Kizu wasn’t surprised to hear that the boy, with his amazing sense of the three dimensional, had studied architecture, even if only for a short time. Kizu remembered thinking when he saw the model the boy had been carrying, just before one wing of it got caught up under the girl’s skirt, that its whole structure—the two boomerang-shaped wings, one on top of the other—must be an architectural design for a futuristic space station.
Kizu could understand, too, how when he got older, the boy dropped out of college. What sort of youth could be more appropriate for this boy, with his frightening canine face and beautiful, expressive eyes? This was the kind of person, after all, who could smash his own creation, something so big he could barely carry it—a creation that he must have constructed over what would have seemed like an endless year.
Since his current whereabouts were unknown even to his own family, it was probably impossible to track down the young man. Still, Kizu couldn’t shake the optimistic feeling that during his special year in Tokyo he would somehow run across the boy.

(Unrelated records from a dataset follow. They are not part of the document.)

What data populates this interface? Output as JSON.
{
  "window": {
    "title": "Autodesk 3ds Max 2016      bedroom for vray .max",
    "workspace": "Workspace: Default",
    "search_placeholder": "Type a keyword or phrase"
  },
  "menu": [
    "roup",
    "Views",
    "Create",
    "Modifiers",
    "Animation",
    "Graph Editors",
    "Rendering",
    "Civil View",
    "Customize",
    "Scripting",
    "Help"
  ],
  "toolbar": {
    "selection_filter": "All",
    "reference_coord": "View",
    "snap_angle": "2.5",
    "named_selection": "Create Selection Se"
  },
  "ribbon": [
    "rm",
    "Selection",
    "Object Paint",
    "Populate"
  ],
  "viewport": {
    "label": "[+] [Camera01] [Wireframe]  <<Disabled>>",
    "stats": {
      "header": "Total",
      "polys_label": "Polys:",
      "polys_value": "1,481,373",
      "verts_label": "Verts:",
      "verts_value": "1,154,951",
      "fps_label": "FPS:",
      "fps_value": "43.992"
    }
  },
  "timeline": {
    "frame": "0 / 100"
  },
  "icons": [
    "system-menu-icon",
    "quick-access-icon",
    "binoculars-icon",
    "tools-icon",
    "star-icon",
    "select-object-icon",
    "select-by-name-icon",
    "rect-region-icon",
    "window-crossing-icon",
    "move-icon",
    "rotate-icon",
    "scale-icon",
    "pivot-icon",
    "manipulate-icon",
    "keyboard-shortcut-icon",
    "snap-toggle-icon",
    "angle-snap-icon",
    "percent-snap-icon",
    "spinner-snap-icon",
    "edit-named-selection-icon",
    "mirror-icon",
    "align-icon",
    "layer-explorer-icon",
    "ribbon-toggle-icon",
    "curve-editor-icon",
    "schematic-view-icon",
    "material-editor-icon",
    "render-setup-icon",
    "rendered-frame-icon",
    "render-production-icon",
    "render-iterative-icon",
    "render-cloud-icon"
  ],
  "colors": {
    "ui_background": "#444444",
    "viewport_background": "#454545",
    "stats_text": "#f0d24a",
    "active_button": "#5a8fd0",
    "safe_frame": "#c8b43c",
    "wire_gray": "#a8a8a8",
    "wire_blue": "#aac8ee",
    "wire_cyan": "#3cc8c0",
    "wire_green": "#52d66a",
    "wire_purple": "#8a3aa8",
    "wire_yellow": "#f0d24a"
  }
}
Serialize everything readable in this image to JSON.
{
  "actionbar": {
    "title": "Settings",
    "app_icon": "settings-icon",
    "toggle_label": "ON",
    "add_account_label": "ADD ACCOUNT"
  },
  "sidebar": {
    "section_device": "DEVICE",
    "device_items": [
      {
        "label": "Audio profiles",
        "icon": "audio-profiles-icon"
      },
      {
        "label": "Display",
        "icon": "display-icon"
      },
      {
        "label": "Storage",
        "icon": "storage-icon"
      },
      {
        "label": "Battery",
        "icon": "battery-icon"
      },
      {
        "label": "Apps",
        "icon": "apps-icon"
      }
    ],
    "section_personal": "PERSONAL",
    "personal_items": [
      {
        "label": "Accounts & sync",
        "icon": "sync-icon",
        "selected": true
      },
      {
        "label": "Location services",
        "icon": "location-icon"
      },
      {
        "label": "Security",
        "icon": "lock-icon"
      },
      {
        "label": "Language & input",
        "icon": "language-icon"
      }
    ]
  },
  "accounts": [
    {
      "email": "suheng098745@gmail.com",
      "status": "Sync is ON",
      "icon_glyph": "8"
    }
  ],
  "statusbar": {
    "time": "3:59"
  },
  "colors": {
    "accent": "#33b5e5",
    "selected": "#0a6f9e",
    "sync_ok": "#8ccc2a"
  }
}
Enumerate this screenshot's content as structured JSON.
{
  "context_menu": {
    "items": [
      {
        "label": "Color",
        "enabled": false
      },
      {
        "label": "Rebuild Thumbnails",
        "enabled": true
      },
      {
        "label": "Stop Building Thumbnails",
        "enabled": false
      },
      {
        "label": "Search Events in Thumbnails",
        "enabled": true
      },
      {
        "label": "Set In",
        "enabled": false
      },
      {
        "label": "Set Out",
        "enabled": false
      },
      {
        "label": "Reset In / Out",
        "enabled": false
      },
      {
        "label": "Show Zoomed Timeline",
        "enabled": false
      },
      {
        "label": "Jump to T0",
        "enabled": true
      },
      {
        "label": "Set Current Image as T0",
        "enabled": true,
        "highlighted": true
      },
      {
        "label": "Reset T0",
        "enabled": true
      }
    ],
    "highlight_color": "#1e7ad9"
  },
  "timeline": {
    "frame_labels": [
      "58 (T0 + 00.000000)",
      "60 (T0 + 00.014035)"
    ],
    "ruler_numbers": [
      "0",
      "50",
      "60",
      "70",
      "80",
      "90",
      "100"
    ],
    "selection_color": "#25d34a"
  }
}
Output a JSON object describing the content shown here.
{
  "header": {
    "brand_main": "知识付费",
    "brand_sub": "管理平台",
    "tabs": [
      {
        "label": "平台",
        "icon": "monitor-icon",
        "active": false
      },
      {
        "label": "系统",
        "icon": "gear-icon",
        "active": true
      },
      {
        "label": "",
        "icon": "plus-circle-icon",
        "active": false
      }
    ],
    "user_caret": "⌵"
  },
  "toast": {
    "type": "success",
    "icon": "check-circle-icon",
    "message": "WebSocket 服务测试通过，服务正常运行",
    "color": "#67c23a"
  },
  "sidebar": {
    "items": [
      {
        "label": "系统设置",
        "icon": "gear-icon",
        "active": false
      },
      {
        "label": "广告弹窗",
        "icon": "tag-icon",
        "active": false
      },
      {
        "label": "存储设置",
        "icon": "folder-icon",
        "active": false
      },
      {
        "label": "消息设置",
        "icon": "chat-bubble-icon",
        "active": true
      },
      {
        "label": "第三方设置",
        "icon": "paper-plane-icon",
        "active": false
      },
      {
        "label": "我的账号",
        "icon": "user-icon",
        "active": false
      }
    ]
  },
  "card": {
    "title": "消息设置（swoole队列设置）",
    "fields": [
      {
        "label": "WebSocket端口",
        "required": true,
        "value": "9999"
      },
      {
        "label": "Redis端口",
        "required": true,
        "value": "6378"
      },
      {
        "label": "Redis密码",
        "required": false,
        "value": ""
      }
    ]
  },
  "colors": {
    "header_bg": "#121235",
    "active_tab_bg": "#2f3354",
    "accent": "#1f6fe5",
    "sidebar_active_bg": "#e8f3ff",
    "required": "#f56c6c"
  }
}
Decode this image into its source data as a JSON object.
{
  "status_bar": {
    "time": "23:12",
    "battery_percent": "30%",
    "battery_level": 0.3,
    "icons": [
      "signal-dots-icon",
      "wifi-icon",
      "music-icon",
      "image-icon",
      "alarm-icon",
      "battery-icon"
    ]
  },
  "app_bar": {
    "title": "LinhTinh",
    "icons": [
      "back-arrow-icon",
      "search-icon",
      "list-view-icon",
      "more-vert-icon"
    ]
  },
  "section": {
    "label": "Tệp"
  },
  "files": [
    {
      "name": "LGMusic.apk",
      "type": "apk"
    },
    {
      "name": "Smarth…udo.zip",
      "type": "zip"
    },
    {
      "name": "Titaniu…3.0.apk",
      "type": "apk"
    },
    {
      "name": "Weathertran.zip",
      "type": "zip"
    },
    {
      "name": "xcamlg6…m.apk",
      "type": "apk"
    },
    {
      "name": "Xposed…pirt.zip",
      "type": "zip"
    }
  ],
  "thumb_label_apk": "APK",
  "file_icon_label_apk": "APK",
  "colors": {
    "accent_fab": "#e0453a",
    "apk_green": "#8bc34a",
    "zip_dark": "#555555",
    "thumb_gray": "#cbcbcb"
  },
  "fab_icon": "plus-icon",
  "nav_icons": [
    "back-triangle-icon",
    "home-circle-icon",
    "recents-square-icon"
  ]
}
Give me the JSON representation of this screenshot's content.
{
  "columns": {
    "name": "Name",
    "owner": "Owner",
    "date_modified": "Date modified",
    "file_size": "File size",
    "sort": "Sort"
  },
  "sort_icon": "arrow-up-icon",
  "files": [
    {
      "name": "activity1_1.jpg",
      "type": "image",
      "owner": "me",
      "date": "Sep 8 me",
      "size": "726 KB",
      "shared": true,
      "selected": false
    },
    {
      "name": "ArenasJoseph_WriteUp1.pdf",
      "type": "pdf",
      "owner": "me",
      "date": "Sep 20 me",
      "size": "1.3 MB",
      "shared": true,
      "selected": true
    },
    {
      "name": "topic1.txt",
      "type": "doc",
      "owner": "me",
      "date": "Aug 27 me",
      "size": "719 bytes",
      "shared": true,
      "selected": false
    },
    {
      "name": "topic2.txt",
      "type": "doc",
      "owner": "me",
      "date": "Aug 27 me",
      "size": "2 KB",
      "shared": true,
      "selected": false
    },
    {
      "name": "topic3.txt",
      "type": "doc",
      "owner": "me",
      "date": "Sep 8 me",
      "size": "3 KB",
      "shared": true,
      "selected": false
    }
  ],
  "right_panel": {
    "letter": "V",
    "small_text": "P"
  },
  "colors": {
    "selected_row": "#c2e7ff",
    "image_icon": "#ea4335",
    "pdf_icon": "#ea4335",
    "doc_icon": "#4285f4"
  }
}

One other person couldn’t forget that day’s meeting with the boy: the young dancer who’d been impaled by the boomerang model. She had a compelling reason for never forgetting that day, for the plastic tip of the model had robbed her of her virginity. She made this discovery during the long winter of her junior year in high school in Asahikawa, where her father had been transferred. She was having sex with the PE teacher who’d been teaching her dance, and the whole operation went so smoothly the teacher got upset, thinking she must be more sexually experienced than she’d made out, though truthfully it also put him at ease. She didn’t say anything to him, but she recalled that abortive awards ceremony. When she had returned home the day of the ceremony, she’d extracted a yellow thumb-size plastic piece from the crotch of her panties, a piece covered with rust-colored blood.